Były detektyw Krzysztof Rutkowski został zatrzymany – informuje portal tvn24.pl. Z ustaleń policji wynika, że wraz ze swoimi współpracownikami z agencji detektywistycznej fabrykował dowody w sprawie zaginionej blisko 2 tygodnie temu Ewy Tylman.
Policja dokonała zatrzymania Rutkowskiego na podstawie nakazu prokuratury. Według ustaleń portalu, miał on wraz z innymi detektywami sprowadzać śledztwo na ślepe tory i posunąć się do fabrykowania dowodów.
Chodzi o sprawę zaginionej przed dwoma tygodniami Ewy Tylman z Poznania w którą zaangażowana była agencja Rutkowskiego. Kiedy policja miała już zeznania kolegi kobiety, który przyznał, że widział tonącą dziewczynę, a podczas wizji lokalnej pokazał, że nie byli na moście, a pod mostem, skąd dziewczyna miała stoczyć się do wody, nagle do poznańskiej policji zgłosił się świadek, który twierdził z całą pewnością, że widział jak Adam Z. wrzucał coś dużego do wody.

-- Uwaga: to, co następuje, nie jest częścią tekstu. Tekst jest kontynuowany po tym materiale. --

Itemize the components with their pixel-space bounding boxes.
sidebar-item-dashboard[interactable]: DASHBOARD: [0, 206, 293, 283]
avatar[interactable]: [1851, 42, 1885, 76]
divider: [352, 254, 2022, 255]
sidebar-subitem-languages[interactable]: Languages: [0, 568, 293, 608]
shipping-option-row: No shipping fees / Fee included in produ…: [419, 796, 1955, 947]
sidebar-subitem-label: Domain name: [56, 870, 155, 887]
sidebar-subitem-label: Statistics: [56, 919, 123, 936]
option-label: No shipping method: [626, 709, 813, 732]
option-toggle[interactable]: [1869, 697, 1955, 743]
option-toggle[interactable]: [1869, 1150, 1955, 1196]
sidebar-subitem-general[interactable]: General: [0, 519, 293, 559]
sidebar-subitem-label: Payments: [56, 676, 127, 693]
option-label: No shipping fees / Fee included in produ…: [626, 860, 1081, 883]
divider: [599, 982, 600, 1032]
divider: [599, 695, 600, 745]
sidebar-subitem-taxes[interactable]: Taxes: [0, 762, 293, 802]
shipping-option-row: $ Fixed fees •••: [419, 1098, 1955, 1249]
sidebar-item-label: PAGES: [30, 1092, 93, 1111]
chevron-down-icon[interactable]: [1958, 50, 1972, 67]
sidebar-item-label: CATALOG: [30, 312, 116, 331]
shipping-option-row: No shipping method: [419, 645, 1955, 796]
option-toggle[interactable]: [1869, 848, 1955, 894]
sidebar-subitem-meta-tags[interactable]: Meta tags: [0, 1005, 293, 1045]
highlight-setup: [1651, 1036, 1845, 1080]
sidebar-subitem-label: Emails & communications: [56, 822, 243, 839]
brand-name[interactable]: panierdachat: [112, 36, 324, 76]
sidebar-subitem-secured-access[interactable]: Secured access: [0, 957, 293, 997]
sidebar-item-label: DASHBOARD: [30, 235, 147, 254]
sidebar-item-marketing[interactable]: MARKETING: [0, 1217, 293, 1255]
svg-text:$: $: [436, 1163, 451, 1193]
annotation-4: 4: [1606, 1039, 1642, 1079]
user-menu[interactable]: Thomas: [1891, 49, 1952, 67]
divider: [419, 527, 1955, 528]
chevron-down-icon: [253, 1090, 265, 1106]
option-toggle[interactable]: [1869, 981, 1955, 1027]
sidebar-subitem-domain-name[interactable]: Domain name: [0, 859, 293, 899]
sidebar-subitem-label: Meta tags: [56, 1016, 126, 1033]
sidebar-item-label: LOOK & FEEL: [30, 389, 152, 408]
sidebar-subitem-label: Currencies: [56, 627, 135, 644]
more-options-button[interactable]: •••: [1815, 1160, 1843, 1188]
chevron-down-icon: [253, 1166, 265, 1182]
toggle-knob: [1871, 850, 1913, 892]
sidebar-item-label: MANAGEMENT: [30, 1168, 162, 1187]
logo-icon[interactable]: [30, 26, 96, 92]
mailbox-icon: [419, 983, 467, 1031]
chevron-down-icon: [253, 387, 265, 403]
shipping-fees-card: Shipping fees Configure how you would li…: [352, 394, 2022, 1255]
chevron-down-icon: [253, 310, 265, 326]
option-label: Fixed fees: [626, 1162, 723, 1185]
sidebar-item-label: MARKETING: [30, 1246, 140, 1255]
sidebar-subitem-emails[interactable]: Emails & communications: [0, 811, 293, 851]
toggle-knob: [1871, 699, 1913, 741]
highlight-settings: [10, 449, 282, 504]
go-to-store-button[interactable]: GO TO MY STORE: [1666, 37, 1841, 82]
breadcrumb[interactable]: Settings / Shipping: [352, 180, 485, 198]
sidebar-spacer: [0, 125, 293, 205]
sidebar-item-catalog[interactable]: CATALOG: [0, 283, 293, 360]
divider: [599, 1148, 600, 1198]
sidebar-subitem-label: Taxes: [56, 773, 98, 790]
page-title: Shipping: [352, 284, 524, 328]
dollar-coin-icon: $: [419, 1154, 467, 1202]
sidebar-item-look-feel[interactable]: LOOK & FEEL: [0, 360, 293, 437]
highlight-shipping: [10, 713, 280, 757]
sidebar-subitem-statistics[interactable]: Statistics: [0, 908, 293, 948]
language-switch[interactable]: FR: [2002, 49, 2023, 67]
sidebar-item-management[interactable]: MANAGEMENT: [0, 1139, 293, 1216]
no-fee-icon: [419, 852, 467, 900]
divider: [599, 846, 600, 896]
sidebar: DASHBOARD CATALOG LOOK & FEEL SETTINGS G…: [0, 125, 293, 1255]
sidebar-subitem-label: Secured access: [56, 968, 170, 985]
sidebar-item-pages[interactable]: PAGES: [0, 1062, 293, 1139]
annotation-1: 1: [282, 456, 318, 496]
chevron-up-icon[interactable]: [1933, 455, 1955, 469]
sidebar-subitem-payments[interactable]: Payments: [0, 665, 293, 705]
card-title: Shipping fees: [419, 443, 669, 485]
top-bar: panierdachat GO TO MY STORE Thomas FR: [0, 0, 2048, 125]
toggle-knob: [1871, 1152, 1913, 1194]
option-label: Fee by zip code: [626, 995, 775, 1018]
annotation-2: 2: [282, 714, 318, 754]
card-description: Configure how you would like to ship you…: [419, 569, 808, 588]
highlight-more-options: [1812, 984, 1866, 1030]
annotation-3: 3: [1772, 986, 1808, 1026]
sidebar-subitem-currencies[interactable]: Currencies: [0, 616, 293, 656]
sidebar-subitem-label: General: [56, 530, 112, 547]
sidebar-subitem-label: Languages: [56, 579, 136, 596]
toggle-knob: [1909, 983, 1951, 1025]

– Wróciliśmy do świadka. Wyznał, że wziął pieniądze od dwóch detektywów. Instruowali go, jak ma zeznać – powiedział cytowany przez tvn24.pl prokurator. Z ustaleń śledczych wynika, że tymi, którzy instruowali mężczyznę byli współpracownicy Rutkowskiego. Wszyscy troje - wraz z byłym detektywem - zostali zatrzymani. Zatrzymane zostały także trzy samochody, które są w tej chwili przeszukiwane w celu zabezpieczenie dowodów przestępstwa.